Baudrillard: Ich habe nichts verherrlicht, niemanden angeklagt und nichts gerechtfertigt. Man darf den Botschafter nicht mit seiner Kunde verwechseln. Ich bemühe mich, einen Prozess zu analysieren: den der Globalisierung, die durch ihre schrankenlose Ausdehnung die Bedingungen für ihre eigene Zerstörung schafft.
SPIEGEL: Lenken Sie damit nicht einfach ab von der Tatsache, dass identifizierbare Verbrecher und Terroristen für die Anschläge verantwortlich sind?
Baudrillard: Natürlich gibt es handelnde Akteure, aber der Geist des Terrorismus und der Panik reicht weit über sie hinaus. Der Krieg der Amerikaner konzentriert sich auf ein sichtbares Objekt, das sie zerschmettern möchten. Doch das Ereig-nis vom 11. September in all seiner symbolischen Bedeutung lässt sich so nicht auslöschen. Die Bomben auf Afghanistan sind eine völlig unzulängliche Ersatzhandlung.
SPIEGEL: Die USA haben immerhin eine barbarische Unterdrückung beendet und dem afghanischen Volk eine Chance zum Neubeginn in Frieden gegeben. So sieht es auch Ihr Kollege Bernard-Henri Lévy.
Baudrillard: Die Lage scheint mir nicht so eindeutig. Der Triumphalismus eines Lévy ist mir fremd. Er bringt ein Hoch auf die B-52-Bomber aus, als wären diese Instrumente des Weltgeistes.
SPIEGEL: Es gibt keinen gerechten Krieg?
Baudrillard: Nein, dafür gibt es zu viele Ambivalenzen. Kriege werden oft aus dem Drang nach Gerechtigkeit heraus begonnen, das ist sogar fast immer die offizielle Begründung. Aber selbst wenn sie gerechtfertigt sein mögen und in bester Absicht geführt werden, enden sie in der Regel nicht so, wie ihre Urheber sich das vorstellen.
SPIEGEL: Die Amerikaner haben unbestreitbare Erfolge erzielt. Viele Afghanen können jetzt auf ein besseres Leben hoffen.

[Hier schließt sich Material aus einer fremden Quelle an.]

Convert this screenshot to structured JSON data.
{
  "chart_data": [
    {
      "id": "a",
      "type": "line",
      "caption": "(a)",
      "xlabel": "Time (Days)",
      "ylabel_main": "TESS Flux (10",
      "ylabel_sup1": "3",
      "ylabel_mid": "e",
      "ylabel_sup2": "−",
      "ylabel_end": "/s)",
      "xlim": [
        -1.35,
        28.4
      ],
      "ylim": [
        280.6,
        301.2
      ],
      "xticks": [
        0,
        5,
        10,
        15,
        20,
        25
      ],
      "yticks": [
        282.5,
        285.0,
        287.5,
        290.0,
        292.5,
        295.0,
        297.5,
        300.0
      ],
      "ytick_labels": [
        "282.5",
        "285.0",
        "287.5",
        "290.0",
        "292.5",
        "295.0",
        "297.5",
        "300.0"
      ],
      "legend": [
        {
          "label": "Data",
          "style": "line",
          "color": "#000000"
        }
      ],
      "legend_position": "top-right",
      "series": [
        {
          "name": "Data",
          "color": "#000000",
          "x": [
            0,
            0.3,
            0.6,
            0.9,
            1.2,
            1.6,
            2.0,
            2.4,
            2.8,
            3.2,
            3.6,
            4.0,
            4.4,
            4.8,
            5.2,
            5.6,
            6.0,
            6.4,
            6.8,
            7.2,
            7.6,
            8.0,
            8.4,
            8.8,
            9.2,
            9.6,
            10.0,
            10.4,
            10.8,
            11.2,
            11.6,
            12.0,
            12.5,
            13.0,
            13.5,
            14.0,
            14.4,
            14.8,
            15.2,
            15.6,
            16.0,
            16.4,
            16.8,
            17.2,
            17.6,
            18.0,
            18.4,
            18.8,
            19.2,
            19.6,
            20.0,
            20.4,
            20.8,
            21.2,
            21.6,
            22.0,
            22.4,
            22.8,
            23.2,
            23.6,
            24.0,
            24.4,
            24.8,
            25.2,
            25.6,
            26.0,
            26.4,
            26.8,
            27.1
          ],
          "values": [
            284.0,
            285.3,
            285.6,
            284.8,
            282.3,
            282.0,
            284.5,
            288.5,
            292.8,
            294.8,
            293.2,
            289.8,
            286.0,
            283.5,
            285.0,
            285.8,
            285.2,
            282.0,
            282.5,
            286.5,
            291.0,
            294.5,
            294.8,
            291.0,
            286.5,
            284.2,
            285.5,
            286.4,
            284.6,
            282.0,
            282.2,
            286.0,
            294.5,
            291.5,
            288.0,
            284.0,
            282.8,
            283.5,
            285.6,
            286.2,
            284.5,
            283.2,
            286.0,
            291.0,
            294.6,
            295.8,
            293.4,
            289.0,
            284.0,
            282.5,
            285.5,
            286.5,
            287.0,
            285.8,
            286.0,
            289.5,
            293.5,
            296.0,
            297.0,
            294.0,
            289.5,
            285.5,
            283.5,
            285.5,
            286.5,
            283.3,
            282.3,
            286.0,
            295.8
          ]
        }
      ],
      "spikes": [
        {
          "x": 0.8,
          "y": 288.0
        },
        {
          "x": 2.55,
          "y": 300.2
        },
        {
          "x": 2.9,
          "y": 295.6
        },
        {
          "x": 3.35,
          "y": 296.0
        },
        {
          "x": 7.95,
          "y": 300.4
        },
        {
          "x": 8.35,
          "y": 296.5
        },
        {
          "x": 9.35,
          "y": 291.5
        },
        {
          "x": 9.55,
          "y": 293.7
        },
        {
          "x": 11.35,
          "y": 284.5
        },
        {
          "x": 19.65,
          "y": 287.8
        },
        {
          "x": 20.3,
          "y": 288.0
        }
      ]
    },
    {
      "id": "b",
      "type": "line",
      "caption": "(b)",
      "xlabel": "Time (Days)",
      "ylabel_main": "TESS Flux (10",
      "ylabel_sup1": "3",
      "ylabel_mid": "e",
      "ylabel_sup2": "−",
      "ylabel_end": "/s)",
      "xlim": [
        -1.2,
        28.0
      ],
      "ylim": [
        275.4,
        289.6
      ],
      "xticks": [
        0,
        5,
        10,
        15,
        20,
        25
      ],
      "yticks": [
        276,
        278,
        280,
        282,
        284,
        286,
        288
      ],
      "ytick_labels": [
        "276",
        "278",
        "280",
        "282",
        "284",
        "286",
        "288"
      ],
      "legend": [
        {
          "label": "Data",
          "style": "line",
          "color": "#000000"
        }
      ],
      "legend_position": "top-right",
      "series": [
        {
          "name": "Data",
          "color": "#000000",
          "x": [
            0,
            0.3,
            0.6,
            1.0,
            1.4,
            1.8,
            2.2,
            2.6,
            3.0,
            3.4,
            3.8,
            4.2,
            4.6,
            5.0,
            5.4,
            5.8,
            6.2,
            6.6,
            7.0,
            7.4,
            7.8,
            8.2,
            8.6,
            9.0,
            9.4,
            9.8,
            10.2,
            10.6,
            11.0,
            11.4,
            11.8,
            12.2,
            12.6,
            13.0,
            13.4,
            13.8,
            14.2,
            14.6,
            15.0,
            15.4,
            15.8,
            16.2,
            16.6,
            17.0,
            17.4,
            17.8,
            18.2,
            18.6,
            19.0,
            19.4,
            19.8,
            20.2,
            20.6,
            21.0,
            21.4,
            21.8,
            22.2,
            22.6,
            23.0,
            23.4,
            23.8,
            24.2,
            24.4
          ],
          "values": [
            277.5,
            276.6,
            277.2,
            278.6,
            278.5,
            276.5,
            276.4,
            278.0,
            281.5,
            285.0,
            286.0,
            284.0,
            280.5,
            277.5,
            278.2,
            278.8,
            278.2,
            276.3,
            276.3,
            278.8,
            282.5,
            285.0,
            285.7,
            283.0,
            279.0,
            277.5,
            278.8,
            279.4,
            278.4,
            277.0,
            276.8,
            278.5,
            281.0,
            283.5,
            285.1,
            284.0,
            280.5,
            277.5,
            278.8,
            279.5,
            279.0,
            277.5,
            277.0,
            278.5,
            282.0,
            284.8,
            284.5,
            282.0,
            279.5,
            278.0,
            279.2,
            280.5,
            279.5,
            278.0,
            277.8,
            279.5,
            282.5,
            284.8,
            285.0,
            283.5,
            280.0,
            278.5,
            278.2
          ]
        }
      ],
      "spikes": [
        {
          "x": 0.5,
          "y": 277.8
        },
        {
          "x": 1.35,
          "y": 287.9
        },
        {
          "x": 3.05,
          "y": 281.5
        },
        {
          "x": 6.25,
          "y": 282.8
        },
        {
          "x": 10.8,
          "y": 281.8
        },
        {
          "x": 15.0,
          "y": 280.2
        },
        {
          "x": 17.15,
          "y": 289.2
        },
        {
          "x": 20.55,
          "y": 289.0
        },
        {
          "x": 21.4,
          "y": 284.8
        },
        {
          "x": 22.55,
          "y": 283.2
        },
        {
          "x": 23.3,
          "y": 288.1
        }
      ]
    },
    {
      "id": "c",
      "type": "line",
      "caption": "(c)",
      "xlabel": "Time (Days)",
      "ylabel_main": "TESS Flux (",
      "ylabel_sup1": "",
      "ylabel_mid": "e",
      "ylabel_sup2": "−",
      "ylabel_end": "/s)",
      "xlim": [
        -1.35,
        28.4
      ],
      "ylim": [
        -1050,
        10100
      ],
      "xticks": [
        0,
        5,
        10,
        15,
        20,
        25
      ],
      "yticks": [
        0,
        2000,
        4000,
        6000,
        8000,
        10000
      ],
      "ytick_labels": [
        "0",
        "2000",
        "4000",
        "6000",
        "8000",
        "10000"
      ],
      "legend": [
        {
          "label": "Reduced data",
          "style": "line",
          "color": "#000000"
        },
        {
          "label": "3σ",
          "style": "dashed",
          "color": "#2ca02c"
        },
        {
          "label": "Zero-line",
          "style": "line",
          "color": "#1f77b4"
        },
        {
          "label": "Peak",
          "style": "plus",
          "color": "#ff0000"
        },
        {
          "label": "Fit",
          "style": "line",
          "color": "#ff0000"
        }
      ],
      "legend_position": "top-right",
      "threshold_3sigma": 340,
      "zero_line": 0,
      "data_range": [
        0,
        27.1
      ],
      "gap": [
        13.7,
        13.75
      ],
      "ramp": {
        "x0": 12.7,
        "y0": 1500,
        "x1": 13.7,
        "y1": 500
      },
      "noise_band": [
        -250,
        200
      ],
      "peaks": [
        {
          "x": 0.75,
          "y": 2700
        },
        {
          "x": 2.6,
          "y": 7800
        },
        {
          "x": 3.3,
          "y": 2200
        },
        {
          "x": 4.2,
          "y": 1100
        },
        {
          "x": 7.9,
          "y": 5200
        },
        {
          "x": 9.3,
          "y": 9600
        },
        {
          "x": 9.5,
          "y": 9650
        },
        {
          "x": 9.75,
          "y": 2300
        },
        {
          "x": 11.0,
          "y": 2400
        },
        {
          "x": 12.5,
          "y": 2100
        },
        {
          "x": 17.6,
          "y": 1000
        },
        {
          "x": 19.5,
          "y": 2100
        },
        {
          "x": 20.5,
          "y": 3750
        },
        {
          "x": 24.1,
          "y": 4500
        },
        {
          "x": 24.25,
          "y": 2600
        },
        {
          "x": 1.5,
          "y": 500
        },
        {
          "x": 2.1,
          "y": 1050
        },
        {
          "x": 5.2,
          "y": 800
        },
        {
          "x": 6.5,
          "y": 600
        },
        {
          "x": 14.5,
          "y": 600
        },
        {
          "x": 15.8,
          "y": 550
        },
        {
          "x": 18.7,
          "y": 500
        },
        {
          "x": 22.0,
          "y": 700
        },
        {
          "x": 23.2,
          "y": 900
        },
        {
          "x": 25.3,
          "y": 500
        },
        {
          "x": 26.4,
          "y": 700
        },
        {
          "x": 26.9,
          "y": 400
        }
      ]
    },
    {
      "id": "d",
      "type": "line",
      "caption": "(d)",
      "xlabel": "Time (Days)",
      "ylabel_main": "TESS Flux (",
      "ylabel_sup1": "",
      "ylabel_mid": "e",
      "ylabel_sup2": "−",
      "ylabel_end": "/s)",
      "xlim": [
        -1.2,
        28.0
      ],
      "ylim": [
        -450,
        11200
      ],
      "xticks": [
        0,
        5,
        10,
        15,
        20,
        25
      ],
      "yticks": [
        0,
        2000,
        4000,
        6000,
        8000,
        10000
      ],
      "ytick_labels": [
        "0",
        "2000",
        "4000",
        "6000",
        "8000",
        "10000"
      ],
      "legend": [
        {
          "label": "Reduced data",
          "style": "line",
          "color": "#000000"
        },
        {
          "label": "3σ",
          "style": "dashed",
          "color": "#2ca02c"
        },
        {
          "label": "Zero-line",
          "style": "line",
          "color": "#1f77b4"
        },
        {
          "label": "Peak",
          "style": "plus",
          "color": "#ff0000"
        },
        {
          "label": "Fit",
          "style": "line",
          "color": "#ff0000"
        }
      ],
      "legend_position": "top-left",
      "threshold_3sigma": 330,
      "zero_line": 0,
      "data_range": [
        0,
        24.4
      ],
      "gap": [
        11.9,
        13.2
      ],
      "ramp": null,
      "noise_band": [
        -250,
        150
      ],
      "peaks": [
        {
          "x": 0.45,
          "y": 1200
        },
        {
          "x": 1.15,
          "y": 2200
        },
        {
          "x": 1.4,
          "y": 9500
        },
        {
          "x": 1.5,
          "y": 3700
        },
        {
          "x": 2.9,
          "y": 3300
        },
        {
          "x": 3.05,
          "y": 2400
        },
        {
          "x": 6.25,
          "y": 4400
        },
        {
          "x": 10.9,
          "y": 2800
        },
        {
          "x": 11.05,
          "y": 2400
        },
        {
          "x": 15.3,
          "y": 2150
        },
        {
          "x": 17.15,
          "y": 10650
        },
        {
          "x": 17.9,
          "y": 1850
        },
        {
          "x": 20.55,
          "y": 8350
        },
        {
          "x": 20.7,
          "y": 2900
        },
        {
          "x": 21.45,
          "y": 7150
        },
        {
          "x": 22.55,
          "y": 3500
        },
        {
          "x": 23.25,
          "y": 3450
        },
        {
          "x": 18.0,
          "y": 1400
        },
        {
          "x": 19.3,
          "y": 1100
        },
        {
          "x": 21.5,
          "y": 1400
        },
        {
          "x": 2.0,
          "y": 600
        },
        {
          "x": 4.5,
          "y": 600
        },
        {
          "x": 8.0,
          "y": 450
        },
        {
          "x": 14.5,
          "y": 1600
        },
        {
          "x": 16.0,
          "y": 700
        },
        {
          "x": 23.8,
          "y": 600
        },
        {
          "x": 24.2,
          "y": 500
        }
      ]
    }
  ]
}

Baudrillard: Warten Sie ab. Noch haben nicht alle afghanischen Frauen ihren Schleier abgelegt. Die Scharia soll in Kraft bleiben. Das Regime der Taliban ist zerschlagen, gewiss. Aber das internationale Netzwerk der Terroristenorganisation al-Qaida existiert immer noch. Und Bin Laden, tot oder lebendig, ist vor allem verschwunden. Das verleiht ihm eine mythische Macht, er gewinnt in gewisser Weise eine übernatürliche Dimension.
SPIEGEL: Haben die Amerikaner erst gesiegt, wenn sie Bin Laden oder seine Leiche im Fernsehen präsentieren können?
Baudrillard: Das wäre ein fragwürdiges Spektakel, und selbst dann bliebe ihm die Rolle des Märtyrers. Ihn zur Schau zu stellen würde ihn nicht unbedingt entzaubern. Auf dem Spiel steht mehr als die Kontrolle eines Territoriums, einer Bevölkerung oder die Ausschaltung einer subversiven Organisation. Der Einsatz ist fast schon metaphysisch geworden.
SPIEGEL: Warum können Sie nicht einfach akzeptieren, dass die Zerstörung des World Trade Center die willkürliche, irrationale Tat einiger verblendeter Fanatiker war?
Baudrillard: Eine gute Frage, aber selbst wenn es sich um eine bloße Katastrophe gehandelt hätte, bliebe die symbolische Bedeutung des Ereignisses erhalten. Nur so erklärt sich auch seine Faszination. Hier ist etwas geschehen, das bei weitem den Willen der Akteure übersteigt. Es gibt eine universelle Allergie gegen eine endgültige Ordnung, gegen eine endgültige Macht, und die Zwillingstürme des World Trade Center verkörperten diese endgültige Ordnung in vollkommener Weise.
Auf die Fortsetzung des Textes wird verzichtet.